Domingo, 5 de noviembre de 2006 | Hoy
Después de tres gobiernos liberales, Nicaragua atraviesa una emergencia social tan grave como la que impulsó la última revolución en Latinoamérica y el derrocamiento del dictador Somoza.
Por M. L. C.
Hace 27 años la esperanza se instalaba en Nicaragua. La última gran revolución de América latina triunfaba en un país pequeño, pobre y olvidado. La Nicaragua de hoy se parece mucho a la que quisieron cambiar los sandinistas.
Es verdad que hoy los nicaragüenses viven en democracia y no en una dictadura, como en la época de Anastasio Somoza. Sin embargo, la abismal brecha social que divide el país en dos –uno con posibilidades, trabajo y riqueza, y otro en el que la gran mayoría intenta sobrevivir en medio de la pobreza– sigue tan patente como a finales de los ’70. Los números hablan por sí solos. Se estima que entre el 60 y el 80 por ciento de la población está inmersa en la pobreza. En casi la mitad del país hay problemas de desnutrición y, entre los niños, el índice alcanza al 27 por ciento. Todo este panorama tiene su raíz en la falta de trabajo. Más del 50 por ciento de los nicaragüenses no tiene un trabajo fijo. La gran mayoría vive de changas y otros sólo consiguen trabajos de medio tiempo, que no les alcanzan para cubrir sus necesidades básicas.
Sin recursos ni trabajo ni posibilidades, esta mayoría subsiste gracias a las remesas que envían sus familiares desde el exterior, principalmente desde Estados Unidos y Costa Rica. Contando con estas remesas, los gobiernos se han permitido desentenderse del problema social. Pero la inacción estatal parece haber ido demasiado lejos. Ya no puede asegurar los servicios más básicos. En el campo ya son más los que no tienen agua ni energía ni educación. En la ciudad, en tanto, la situación no es menos caótica. Desde hace ya varios meses la luz se corta de cuatro a doce horas todos los días. El país sufre un constante déficit energético y los gobiernos no han hecho nada para empezar a solucionarlo.
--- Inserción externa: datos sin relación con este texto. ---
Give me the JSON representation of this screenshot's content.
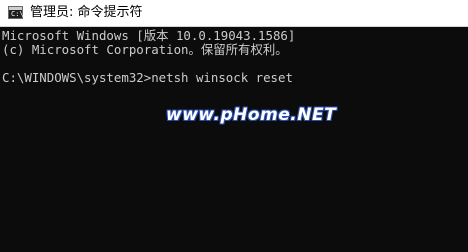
{
  "window": {
    "title": "管理员: 命令提示符",
    "icon": "cmd-icon"
  },
  "console": {
    "lines": [
      "Microsoft Windows [版本 10.0.19043.1586]",
      "(c) Microsoft Corporation。保留所有权利。",
      "",
      "C:\\WINDOWS\\system32>netsh winsock reset"
    ]
  },
  "watermark": {
    "text": "www.pHome.NET"
  },
  "colors": {
    "background": "#0c0c0c",
    "text": "#cccccc",
    "titlebar": "#ffffff"
  }
}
Como tampoco hacen nada para frenar los paros del transporte, que todas las semanas irrumpen y se adueñan de las calles de Managua, pidiendo más subsidios para enfrentar los aumentos incesantes en los combustibles. Tanto la energía eléctrica como los combustibles son un problema estructural para el país. Nicaragua depende casi totalmente del petróleo del extranjero y, por eso, está condenada a ser rehén de los vaivenes de los precios mundiales. Pero los gobiernos sí han trabajado para asegurarse una buena relación con los organismos de crédito internacionales. Managua es considerado por el FMI como uno de los mejores alumnos en América latina.
Para los nicaragüenses, sin embargo, lo peor no es que miren para el otro lado mientras la mayoría del país se hunde, sino que roben y mientan. En esta última campaña electoral todos –sandinistas y liberales, pobres y ricos– pedían honestidad. La falta de credibilidad en los políticos se convirtió en uno de los principales ejes de esta campaña y seguramente tendrá un peso significativo en el resultado de las elecciones de hoy.
Pobreza, desempleo y analfabetismo. Todos estos problemas estuvieron presentes en la campaña. Los candidatos prefirieron buscar las causas antes que las soluciones. Los liberales le echaron la culpa a la Revolución Sandinista y a la crisis económica que dejó en 1990, al perder en las urnas. Los sandinistas le cargaron la responsabilidad a Estados Unidos por financiar y organizar a los contrarrevolucionarios, extendiendo durante casi diez años una guerra que dejó 50 mil muertos y una situación económica imposible. En las últimas tres elecciones para presidente, los nicaragüenses optaron por la primera explicación. Pero lo cierto es que 16 años y tres gobiernos liberales han pasado, y todavía nada ha cambiado. Incluso algunos problemas han empeorado.
La revolución había bajado el analfabetismo del 44 al 12 por ciento; había porducido una reforma agraria y había estatizado centros clave de producción. Pero en la transferencia de ingresos de la plutocracia al proletariado una fortuna en propiedades quedó en poder de algunos funcionarios sandinistas. El escándalo fue llamado “la piñata”. La piñata y el desgaste de la guerra con los contras le costaron a Ortega las elecicones de 1990.
Ya no hay dictadura, pero hay una pequeña minoría que goza mientras todos los demás padecen. Ya no hay dictadura, pero los derechos más básicos como la educación y el trabajo se están convirtiendo en privilegios. Veintisiete años después de la Revolución Sandinista, las palabras miseria y desigualdad vuelven a definir a Nicaragua.